The Flemington-Raritan Regional School District was designated a “high performing” district under the New Jersey Quality Single Accountability Continuum after the state scored its Instruction and Program component at 81%. Superintendent Doctor McGahn told the board the updated score was the result of a monitoring review that followed the district’s improvement plan.
The designation matters because, the superintendent said, high-performing districts “are granted greater autonomy and they have fewer state interventions.” McGahn added that the status communicates to families and staff that “they can trust the work that the district is doing.”
NJQSAC is the state’s monitoring and evaluative rubric for districts. McGahn explained it assesses five areas: Instruction and Program; fiscal management; governance; operations; and personnel. He said the district’s other components scored “very high,” and he cited fiscal management at about 94% and governance similarly high. The Instruction and Program score had been below 80% in the district’s last review, driven primarily by student assessment performance, McGahn said. The district adopted an improvement plan last fall to address the shortfall.

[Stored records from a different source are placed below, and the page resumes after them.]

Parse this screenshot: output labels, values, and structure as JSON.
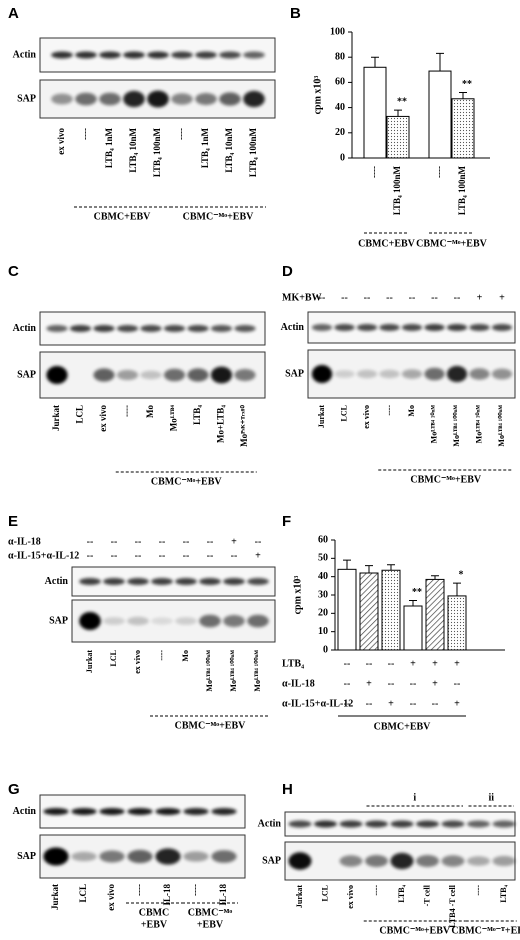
{
  "figure": {
    "A": {
      "label": "A",
      "rows": [
        "Actin",
        "SAP"
      ],
      "lanes": [
        "ex vivo",
        "----",
        "LTB₄ 1nM",
        "LTB₄ 10nM",
        "LTB₄ 100nM",
        "----",
        "LTB₄ 1nM",
        "LTB₄ 10nM",
        "LTB₄ 100nM"
      ],
      "groups": [
        "CBMC+EBV",
        "CBMC⁻ᴹᵒ+EBV"
      ]
    },
    "C": {
      "label": "C",
      "rows": [
        "Actin",
        "SAP"
      ],
      "lanes": [
        "Jurkat",
        "LCL",
        "ex vivo",
        "----",
        "Mo",
        "Moᴸᵀᴮ⁴",
        "LTB₄",
        "Mo+LTB₄",
        "Moᴾˢᴷ⁺ᵀʳˣ⁸⁰"
      ],
      "groups": [
        "CBMC⁻ᴹᵒ+EBV"
      ]
    },
    "D": {
      "label": "D",
      "rows": [
        "Actin",
        "SAP"
      ],
      "treatments": [
        {
          "name": "MK+BW",
          "marks": [
            "--",
            "--",
            "--",
            "--",
            "--",
            "--",
            "--",
            "+",
            "+"
          ]
        }
      ],
      "lanes": [
        "Jurkat",
        "LCL",
        "ex vivo",
        "----",
        "Mo",
        "Moᴸᵀᴮ⁴ ¹⁰ⁿᴹ",
        "Moᴸᵀᴮ⁴ ¹⁰⁰ⁿᴹ",
        "Moᴸᵀᴮ⁴ ¹⁰ⁿᴹ",
        "Moᴸᵀᴮ⁴ ¹⁰⁰ⁿᴹ"
      ],
      "groups": [
        "CBMC⁻ᴹᵒ+EBV"
      ]
    },
    "E": {
      "label": "E",
      "rows": [
        "Actin",
        "SAP"
      ],
      "treatments": [
        {
          "name": "α-IL-18",
          "marks": [
            "--",
            "--",
            "--",
            "--",
            "--",
            "--",
            "+",
            "--"
          ]
        },
        {
          "name": "α-IL-15+α-IL-12",
          "marks": [
            "--",
            "--",
            "--",
            "--",
            "--",
            "--",
            "--",
            "+"
          ]
        }
      ],
      "lanes": [
        "Jurkat",
        "LCL",
        "ex vivo",
        "----",
        "Mo",
        "Moᴸᵀᴮ⁴ ¹⁰⁰ⁿᴹ",
        "Moᴸᵀᴮ⁴ ¹⁰⁰ⁿᴹ",
        "Moᴸᵀᴮ⁴ ¹⁰⁰ⁿᴹ"
      ],
      "groups": [
        "CBMC⁻ᴹᵒ+EBV"
      ]
    },
    "G": {
      "label": "G",
      "rows": [
        "Actin",
        "SAP"
      ],
      "lanes": [
        "Jurkat",
        "LCL",
        "ex vivo",
        "----",
        "IL-18",
        "----",
        "IL-18"
      ],
      "groups": [
        [
          "CBMC",
          "+EBV"
        ],
        [
          "CBMC⁻ᴹᵒ",
          "+EBV"
        ]
      ]
    },
    "H": {
      "label": "H",
      "rows": [
        "Actin",
        "SAP"
      ],
      "sections": [
        "i",
        "ii"
      ],
      "lanes": [
        "Jurkat",
        "LCL",
        "ex vivo",
        "----",
        "LTB₄",
        "-T cell",
        "LTB4 -T cell",
        "----",
        "LTB₄"
      ],
      "groups": [
        "CBMC⁻ᴹᵒ+EBV",
        "CBMC⁻ᴹᵒ⁻ᵀ+EBV"
      ]
    }
  },
  "chart_data": [
    {
      "type": "bar",
      "panel": "B",
      "ylabel": "cpm x10³",
      "ylim": [
        0,
        100
      ],
      "yticks": [
        0,
        20,
        40,
        60,
        80,
        100
      ],
      "categories": [
        "----",
        "LTB₄ 100nM",
        "----",
        "LTB₄ 100nM"
      ],
      "values": [
        72,
        33,
        69,
        47
      ],
      "errors": [
        8,
        5,
        14,
        5
      ],
      "fills": [
        "white",
        "dots",
        "white",
        "dots"
      ],
      "annotations": [
        null,
        "**",
        null,
        "**"
      ],
      "groups": [
        "CBMC+EBV",
        "CBMC⁻ᴹᵒ+EBV"
      ]
    },
    {
      "type": "bar",
      "panel": "F",
      "ylabel": "cpm x10³",
      "ylim": [
        0,
        60
      ],
      "yticks": [
        0,
        10,
        20,
        30,
        40,
        50,
        60
      ],
      "values": [
        44,
        42,
        43.5,
        24,
        38.5,
        29.5
      ],
      "errors": [
        5,
        4,
        3,
        3,
        2,
        7
      ],
      "fills": [
        "white",
        "hatch",
        "dots",
        "white",
        "hatch",
        "dots"
      ],
      "annotations": [
        null,
        null,
        null,
        "**",
        null,
        "*"
      ],
      "conditions": [
        {
          "name": "LTB₄",
          "marks": [
            "--",
            "--",
            "--",
            "+",
            "+",
            "+"
          ]
        },
        {
          "name": "α-IL-18",
          "marks": [
            "--",
            "+",
            "--",
            "--",
            "+",
            "--"
          ]
        },
        {
          "name": "α-IL-15+α-IL-12",
          "marks": [
            "--",
            "--",
            "+",
            "--",
            "--",
            "+"
          ]
        }
      ],
      "groups": [
        "CBMC+EBV"
      ]
    }
  ]
}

Board members asked how the QSAC designation related to an earlier state remark that the district was “underperforming” in funding adequacy. McGahn and other officials responded that QSAC’s fiscal-management metric measures compliance and internal controls—whether the business office follows procedures and maintains documentation—not the adequacy or amount of state funding. “It’s not apples to apples,” one board member said during the discussion.
The district will appear less frequently for state monitoring in areas covered by QSAC while it retains the high-performing status, McGahn said. He also asked for any board questions about the scores or the improvement plan, and the board moved on to other agenda items.